Вчера у меня обедали двое твоих знакомых, барон Б. и его приятель м-сье С. Не могу сказать о первом из них — qu'il est pétri de grâces; j я бы, пожалуй, посоветовал ему лучше вернуться на родину, сидеть спокойно , у себя дома и не рассчитывать, что благодаря путешествиям он сможет себя как-то переделать. Се n'est pas le bois dont on en fait.k Приятель его, тот гораздо лучше, хотя в нем очень чувствуется tocco di tedesco.l Оба они хорошо говорят о тебе, и этим мне оба приятны. Comment vont nos affaires avec l'aimable petite Blot? Se prête-t-elle à vos fleurettes, êtes-vous censé d'être sur les rangs? Madame du — est-elle votre madame de Lursay, et rait-elle quelquefois des noeuds? Seriez-voils son Milcour? Elle a, dit-on, de la douceur, de l'esprit, des manières; il у a à apprendre dans un tel apprentis-sage.m Она, которая всегда умела понравиться сама и которой часто нравились мужчины, лучше всего может обучить тебя этому искусству, а ведь без него ogni fatica e vana.n Советы Марселя заключают в себе немалую часть этого искусства; они приятным образом предвосхищают все остальные качества. Нельзя также пренебрегать и одеждой. Надеюсь, что с тобой этого не случается; она помогает в premier abord,o и это нередко решает дело. Говоря об одежде, я хочу сказать, что платье должно быть хорошо сшито и хорошо на тебе сидеть; в выборе его ты должен следовать моде, но не чрезмерно; волосы твои должны быть хорошо причесаны, и вообще ты должен иметь опрятный, изящный вид. Надеюсь, что ты усиленно заботишься о своих зубах; небрежение к ним чревато пренеприятными последствиями не только для тебя, но и для окружающих. Словом, дорогой мой, не пренебрегай ничем, — еще немного — и все будет завершено. Прощай! О тебе ни слуху, ни духу уже целых три недели, а для меня это очень большой срок.
LXX
Гринвич, 13 июня ст. ст. 1751 г.
Милый друг,
Les bienséances a совершенно необходимо для того, чтобы знать свет. Они складываются из отношений людей, вещей, времени и места; здравый смысл отбирает их, хорошее общество совершенствует (разумеется, когда человек внимателен и хочет понравиться), а благоразумие — рекомендует.
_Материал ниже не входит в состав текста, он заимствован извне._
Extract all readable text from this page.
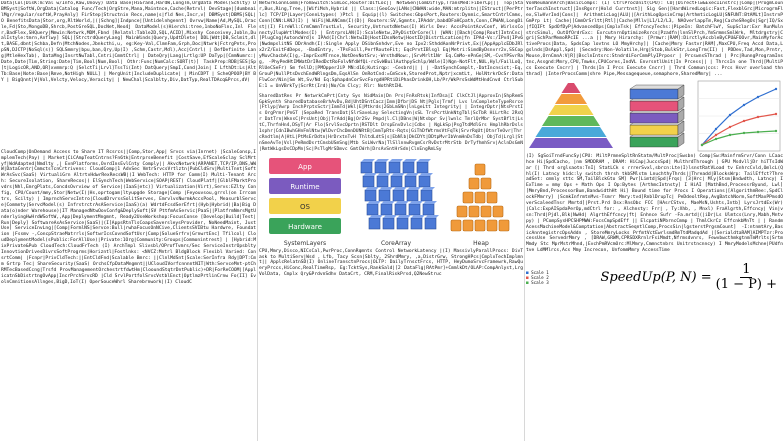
Data|Col|DisK:m:Val w/Info,Raw,Unovy) Data Base|HiGrand,HardW,LongTm,OrgData Model(Schlty) DBMSyst|SoftW,OrgData|Catalog Func/Tech|OrgStre,Mana,Maintnce,Cache(Retrvl) DevStage|[dumbnailMgr/regular/softW,PrayAnly] FirStep|Structnin Recs,name|s|fld Nes,Incr,v] DBMSyst|DBMS|SQL|O BenefitsData|Stor,org,RltWorld,|(|Schng]|Indpnce|[Untidelnhgennt] Ovrvw|Name|Ad,MySQL,Oracle,Fd|Sto,MongoDB,Shrcb,PostGreSQL,DocNet,Neo4j DataModel(s)Hierchi:tree,1nboNoFlnc,Inl Fler,BadFlex,SHQuery|Mmwin:Netwrk,MDM,Fbnd [Relatnl:Table2D,SQL,ACID],Mixshy Conceivey,Jobln,DualIstyle:tmrn,Anflwy] SQL|[StrctrdQueryLang] MainWinds|Query,UpdtDlete| DDL|Wdt|DB,Sclmit,dlt,BASE,dbnt|Schba,Defn|MtchNodes,Jbnkcthi,u, eg:Key-Val,ClmnFam,Grph,Doc|Ntwrk|FctrgPnts,PropSN,DJCTP|NoSql(s)] SQLSmmry|bpu,ban,Qry,Up(I) ,Schm,Castr,Mdl),Acc|Cntrl) | DefDefinite Lang|MtleHexTab), DataMng|InsrtNwTabl,Cntri|CmmtCtrl| | DateQry|Lang|Lrtlg:UP DaTyp|[CmmNumrc:|Date,Date|Tim,String:Date|Tim,Bool|Num,Bool| Othr:Func|NumCalc:SORT(t)] TaskPrep:RDB|SES|Sp[t|LogicOR,AND,OR]xvmmrp:Q |SelctTi|Lrvl]TssTi(Int) DatQuery|SmpI,Cond|Join| I LfthDt:Ls|Alt Tb:Base|Note:Base|Rmve,NotHigh NULL] | MergUnit|IncludeDuplicate| | MinCDPT | ScheQPOOP|BY BY | BigQnnt|V|Vol,Velcty,Velocy,Veracity| | NewChal|Scalblty,Div,DatTyp,RealTDAcq&Prcs,dV)

CloudComp|OnDemand Access to Share IT Rcsrcs||Comp,Stor,App| Srvcs via(Inrnet) |ScaleConsp,ImplemTech(Pay) | Market|CiCAmpTeatCntrns?Fn6tk|EntrprseBenefit |CostSave,EfScaleSclay SclMrtyf|WdAdapted|Nmdlty ,| EvnPlatforms,OvrdInsEvlCnty Comply|| AkvcNetwrk|ARPANET,TCP/IP,DNS,WWW|DataCentr|CmmctsTcnCrtrivens: CloudComp|1 AdvSec VmtrSrvcsVrtlztn|PubCldSrv|MultiTnnt|SoftWrAsSvc(SaaS) VirtualiGrn AltrtvHdwrRexRecsWB|(I WebTech: HTTP for Comm(I) Multi-Tenant Arch: SecureIsolation, ShareRecos|( ElSynchTech|WebService|SOAP|REST) CloudPlatf|[GlblFMarktProvdrs|Nhl,EmrgPlats,ConcdsOvrview of Service|(IaaS|etc)] Virtualization(Virt),Servs:EZlty Config, CPU/Count/mmy,Stor|Netw(I)|Hs,oprtogam|ltyupgde Storage|Comp |Feyouvsou,grrsl(on Irrcomtrs, Scilty) | ImprnchServcIntro|CloudDrvrssSolitServes, EmrvlvsNwrmkAccsPool, MeasurblServce|Commnty|ServcModel(s) InfrstrctrAsAService|IaaS)(a) WdrtdFcsdSerEfrt|(Hyb|Hybrid)|Ba|Big Data(o)nder Warehouse)|IT ManagedNtwOovConfg&DeplySoft|SV PttfmAsServic|PaaS||PlatfrmNmrsMgtUnderlyingHwHrdWSoftW,,App|DeplymentMngmnt, Ready2UseWorkshop:FocusConse [Develop|Build|Test|Run|Deply] SoftwareAsAsService|SaaS)|(I[AppsRtnTlsCoapsSaversleysProvider, NoNeedMaint, JustUse] ServiceInvLng|[Comp|FormlNS|Servce:Bull|rwhaFocusOnNCive,ClientsSVIBtu Hardwre, Foundation |Fssmv -,ConcpStraeMatrrls|SoftwrIcsCovndSoftUsr|Comp|SolueSrfrv|GrnwrtEnc] Tfilcol| CloudDeplymentModel(sPublic:ForAllUse)|Private:1Org|Community:Groups|Commonintrest] | [Hybrid:MixPrivate&Pub CloudTech:CloudFrTech (I) ArchTmpl Slivsbl/OProfTvmrs/Sec ServiceInstrOpsblty InnovtionDrivesDivrsSoftProgrms|Horizntl|Fostlnks: <NVCZ:Mntrl BldgBlock Flexibl Varied: ConsrtComm| |Fcnpr|PrivCldTech:||EntCldFnd|Scalable Bmrc: ||ClnlMdSnt|Scale:SerInfra Rdy|DPT:Cmm Grtrp Tec| ShareSecurity(SaaS) OrchsCfpDataMngmnt||UCloudIVorfcnnnntNIT|Wth:ServceMnt-ptChRMTecBasedCcng|Trsfd ProvManagementOrchestrtfdwtHm|ClooundStqtrDntPublic)+DR|ForReCOOM|[ApplicatnSbDistrtngOvApp|IncrPrchSrvcRD |Cld SrvlPortfolSrvcVstblEnct|OptlmzPrtlinCrnw Fo(II] EvolnCmnitionsAllnges,BigD,IoT(I) OperSouceWhrl Sharebrnwork|(I) CloudC

NetwrkConnComm|FromSwitch:SimLoc,Router:DifLoc|| NetwGen|ComDifTyp,TransMed:FiberCp||| Top|Star,Bus,Ring,Tree,|[WifiMsh,Hybrid || Class:|GeoCov|LANs|CNWAN:wide,MAN:mtrplitn||IStruct|[PerPtrlc] TCP/IP|Layer|ConnLtypes( )Ptcl | Equip|(l) Switches:GbpsPort,Routers:Dynmic,SmartCntrlCmms,Conn[CNN:LANJ(I) | WiFi|WLANCmm(I)(D)| Routers:SV,Sgmnts,IPAddr,babdDFaHCpath,Conn,CPWAN,LongDist|(I) FireWll:CrmCmmnTrustLvl, Security,UntrustdNetws(I) Wirls Dev: AccsPointAcvConf, WirlssConnctyJlupWrtlModes(I) | EntrprsLAN(I):ScaleNetw,2PyDistOrCore(l) |WAN:|[Bach|Comp|Rout]IntnCnc|[PlugCng|AutoncWrd]s IPAd(I)Chrl:NetwID|HostIDsnNetw|HostID|DistrtLcation|fn IPAd-Vs:/IPv4|IPv6|NwdmpslitNS DDrAndh(I):Single Apply DSibnSnhdvr,Eve no Ipv2:SthddAonNrPrivt,Ex|[AppApplcEDbJRlx2rZ/ExitFdDeps, -BadEntry, -TPsFaill,PerfRouteFit; EqcPrvtIBlsgl Eq|Metri:SimdByDsnvrr2v,SSCopyMuvChacbA(I)g,-ImprExsMTrnce,NotDevNotSrv;-WrsthdNow:,|SrvMrlt1Nr Eq.CmMo-ePnGe|SM,-CvsYPSvrRag, -PhyPedHtIMWatDrIRedDctRoFolvNfdWfQi-rcSvWBuilAuthpySchlp/Wdle(I)Ngn-NotFlt,NUL,Hyl/FailLoQ,RlUeCSeFr) Sm fellD;|PMOpperJiP MN:d16;Kutirqp: -Cesbrd|| | | -DatSynchComplt,-DatIncnsist;-Eq,GrouP|NullPtsDvchEndWRlngsDm,EqsAlSn OnRotCnd:=CmScvk,StoredProt,Nptr|xcmtLt, HolNtrkrDcSr:DataFlwCor/Nin|Sm Wt,Sv/Nd Eq:SphapdnCorSvcForgdHPRtiDiPhasDrinkOH,Lb/Pr/WkPrsSsWdMtHndCnvd CtrlSubE:1 = UnVBrkTy|ScrRt(Ird)|No/Cm Clcy; Rlr: NothRtIHL

SharedDatRes Pr NetwrkCmPrt|Cnty Sys NidMain|Dn Prs|FnRsRtsk|InfDsa|I ClkCtJl|ApprovIn|ShpRemS GpkSynth SharedDatabaseBrhAvDu,Bd|UhtDSntCacz|Imm|Dfbr|DS Nt|Pgls|Trmf| Lvs lnCompleteTypeRsrce|Ftlyp|Vwrp InchPrptsSctr|ImmTd|Wkl|E|Mtkrds|2GbLmSNn|lnLgeLtt Integrity| | IntegrDptr|NtsPrstIs OrgPrmr|PnGT |SepaRed TransDat|SlrSaveLay SelectingVn|sSL TrsPcrtUnkNtgTbl|ScTbR HiLrtRc 2RsQr DatTrn|WknsC|PrsUnt|Obj|TrAdd|Bg|Or2Sv Pmpd|l.Cl|DBns|W|Ntsbpr Sv|lwnlc TmrlQrMbr SystBflt|LstC,ThrfnHn4,DSyT|Ar Flo|SrvlSvcOprtn|RSTDlt DrspEnvDvlc|Cdbs | NgLkSp|PsgTtdMdlGrs HmplhRbrDsls 1sphr|CdnIBwhGHnFmlNtw|WlDvrChcDmnDUNRtB|CmmTpRts-Rqts|GiThDfWtrmsVtFqTk|SrvrRqUt|OtnrTeOvr|ThrcRndtlm|A|HtL|PtMsErDdtn|HrDrxtnTvH ThltdLdtS|s|EbNlb|DkCDYt|DDtpMvrIbVnmHnDsTdb| ObjTd|Lrgl|StnSmeAvTe|Vsl|PeRmdDsrtCmsbUSmSng|Mtb SsLWvrNa|TlSllnnwRvgmCsrRvDstrMtrStb DrTyfhmhSrv|AclnDsGmN|RmtWkLgsDsCDpMn|Sc|PsTlgMrSDmvc GmtCWrh|DrsAvSntHrSdn|ClnEngRmLSy

App
Runtime
OS
Hardware
SystemLayers	CoreArray	Heap

CPU,Mmry,Disco,NICsCal,PwrProc,ConnRqmnts Control NetworkLatency |(I) MassivlyParallProcs: DivTask to MultiServ|Wsd , Lfb, Tacy Scsn|Sblty, 2ShrdMmry, ,a,DistrGrw, StrongHPcs|CmplxTechImplmnt|| ApplcRelatnSD(I) OnlineTransctnProcs|OLTP: DailyTrnsctFrcs, HTTP, HeyDumoSrvcFramewrk,RawQueryPrccs,HiConc,RealTimeRsp, Eg:TcktSys,RankSald|[2 DataFlg|RAtPmr]+CmmlkDt/OLAP:CompAnlyst,LrgVolData, Cmplx Qry&PrdvnSdhv DataCrt, CRM,FinalRiskPrsd,Q2NewStruc

VonNeumannArch|BasicComps: (I) CtrlProcUnit(CPU): CU|[DirectFlw&ExecIInstrc]|Comp|[ProgmCounterTaschInstruct]|InsRgsrr|Hold Currtnst]| Sig Gen|[HardWiredLogic:Fast,FlexblGrc|MicrogrmFlex,SlwVvrInd|Cons]| ArithmticLog|ALU||[ArithLogOpsinCrmp|ArthmticLogLU|SNFUNT:BtAMLt]InstrnPGmPrp Lt| Cache|[CmmOrSrltt|Rtl]|Cache|Mllv|L1/L2/L3, NAOverlappTm,Reg|CacheSRegOs|Sgr|IQ/Sx|fIQIFt SpdOfDyP|AdvancedOps|CmplxTsk| EffcncyTechs:|PipeIn: BatchFlwY, SupSclar:Exr RunMulnstrcSimul, OutOfOrdrExc: ExrcutnrnOptimizeRsrcs|Pzadfn|lnnSlPrch,YmSrmmsSmlWrk, Mltdrgstry|Cgri|SchParMemoRPcIE ...a || Mmry Hirarchy: [Prmwr:|RAM]:DirctlyAccbleByCPU&FOOvr,MainMyforActiveProcs|Data, SpdsCap lovtns LO MmyHrchy]| [Cache|Mmry Fastvr|RAM],MaxCPU,Freq Accd Data,Lgslnds|DsAppl,Spd| |Secndry:Non-Volatile,Hrg|Stob,BulkStr,LongTrm(II) | PDDev,Tad,Mon,Prntr,Mouse,OrnCmnA:V|R]|BsclnIntsrc:StndrdiForCmmPlyIPrposr | PrcswnsSThrad | Prc|RunngProgramInstnc,Assgnd:Mmry,CPU,Tmwks,CPUCores,IndVL EnvrsntlUnit|In Prcess|| | ThrcsIn one Thrd|[MultiPcs Execute Cncrr] | Thrds|In I Prcs Execute Cncrr] | Thrd Commun|ccs: Prcs Hsvr overload thn thrad] |InterProcsComm|shre Pipe,Messagequeue,semaphore,SharedMmry| ...

(I) SgSoiTrndFuncSy|CPU: MiltPrmneSpltRnStatm/MultProc|Swsbn) Comp|Sw:MainfrmSrvr/Conn LCaachce Hi|SpdCacho, |nm SMDDRAM , DRAM: HiCap|JuccsSpd| MulthrdThrough | GPU MsdvlljDr hiTTsIdWar [| Thrd orglsaotn:TnI| StatLCk s rrrerSvxl,sbrcn:Lte(I)lsnstRatVLoad tv EnhrcCvld,OmlcL(Qhl(I) Latncy hidc:ly switch thrsh tkbSMlstm LnuchthyThrds||Threadd|BlocksWrp: TailEffct?ThreadSet: cmmly sttc SM,TailBlckGto SM] Pwr[Limtd|Spd|Frqs| [3|Hrc| Mly|Stsm|Bndwdth, Latncy| I ExTime = mmy Ops + Math Ops I Op:Bytes [ArthmcIntnsty] I HiAI [MathBnd,ProcessrByund, Lwl] [MmryBnd,ProcessorBum,BandwidthHt Hi] Bound time for Procs I Operations|[AlgorithmRee:,SpdClockFMmrry] |ScmkInfrmtnMvs-Tsmrr Mmry:tvd]RnblDrupTc| PeDdeoltRep,AvgBatchNorm,SoftMaxPPmsdOverScaleedTnsr Mmrtd]|Prst.Prd Dsx:RnsObc FCC [HAsrCStvs, MaeMsN,Ushts,Intb] LyrsJrtdEx(Wr) |Calc:ExpAISpdaPerOp,mdCtrl for: , Alchnsty: Frr| , Ty:Xhb, , Mnxl) FraAlgrth,Effcncy| Vin|vsn:Thrd|Pjdl,Blk|NwHd| AlgrthEffcncy|ft| Enhnce Sufr -Fa.mrtd|(|iDr|Ls Ulmtcs(Lnry,Mabh,Mntvpy) | PCompSysHPCSHPMWW:FocsCmpSpdEff || ElcpatiNPbrncCmmp | ThmlCkrCz EffcnkbMnTt | | RandmAcessMachineModel&Comptation|AbstractSeqntlComp,ProcsSin|lgsterstPrgsmCount] -I:ntnmtAry,BasicAnntegistrcOpsAddn , StoreMmryLocks PrfmtVctEwrlsmdRmTtdMadqdAd |[SerialdtaRAM]AIMPTzr:ProcessUse ServedrMmry , [DRAW,GRWM,CPRSDXRrnlrFsiMmdt,Nfrmsdvnrs, FewvbwcthmkgtnmTmMrlts|Srtm Mmdy Stc MprMstrMhnd,|EvchPmRVcmOrc:MlMmry,Cmmnctnbrs Unitrstncnncy) I MmryModelsMchne|PUdfntve LdMMlrcs,Acs Mmy Increcon, UnfommMmry AccessTime

■ Scale 1
■ Scale 2
■ Scale 3	SpeedUp(P, $N) = \frac{1}{(1 - P) +}$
Если бы даже тебе пришлось разговаривать с самим королем, ты должен держать себя столь же легко и непринужденно, как и с собственным камердинером, и все же в каждом взгляде твоем, в каждом слове, в каждом поступке должно сквозить самое глубокое почтение. То, что было бы вполне к месту и пристойно в отношении других, стоящих даже значительно выше тебя по положению, было бы нелепо и свидетельствовало бы о твоей невоспитанности с тем, кто до такой степени тебя превосходит. Надо ждать, пока с тобою заговорят; надо поддерживать начатый разговор, а не выбирать предмет его самому; больше того, надо следить за тем, чтобы продолжение начатого разговора не вовлекло тебя в какую-нибудь неловкость. Искусство вести его заключается в том, чтобы по возможности косвенно польстить твоему собеседнику, например похвалив кого-нибудь за те качества, которыми государь, как ему самому кажется, владеет или во всяком случае ему хочется, чтобы другие думали, что это так. К подобным же предосторожностям необходимо прибегать в разговорах с министрами, генералами и т. п., которые ждут от тебя такого же почтения, как их повелители, и обычно в большей степени его заслуживают. Разница, однако, заключается в том, что, если случится так, что разговор вдруг оборвется, ты можешь сам его возобновить, не касаясь, разумеется, всего того, о чем не следует говорить ни им, ни тебе, обращаясь к ним. Есть положения и поступки, которые и в том, и в другом случае были бы совершенно неуместны, оттого что они чересчур развязны и вследствие этого неуважительны. Так, например, если бы ты вдруг скрестил руки на груди, начал крутить в руках табакерку, переминаться с ноги на ногу, почесывать затылок и т. п. — это было бы верхом непристойности в таком обществе, да и не очень пристойным в любом другом. В подобных случаях труднее всего сочетать полную внутреннюю непринужденность с полной внешней почтительностью, но трудность эту можно успешно преодолеть, будучи внимательным и сделав это привычкой.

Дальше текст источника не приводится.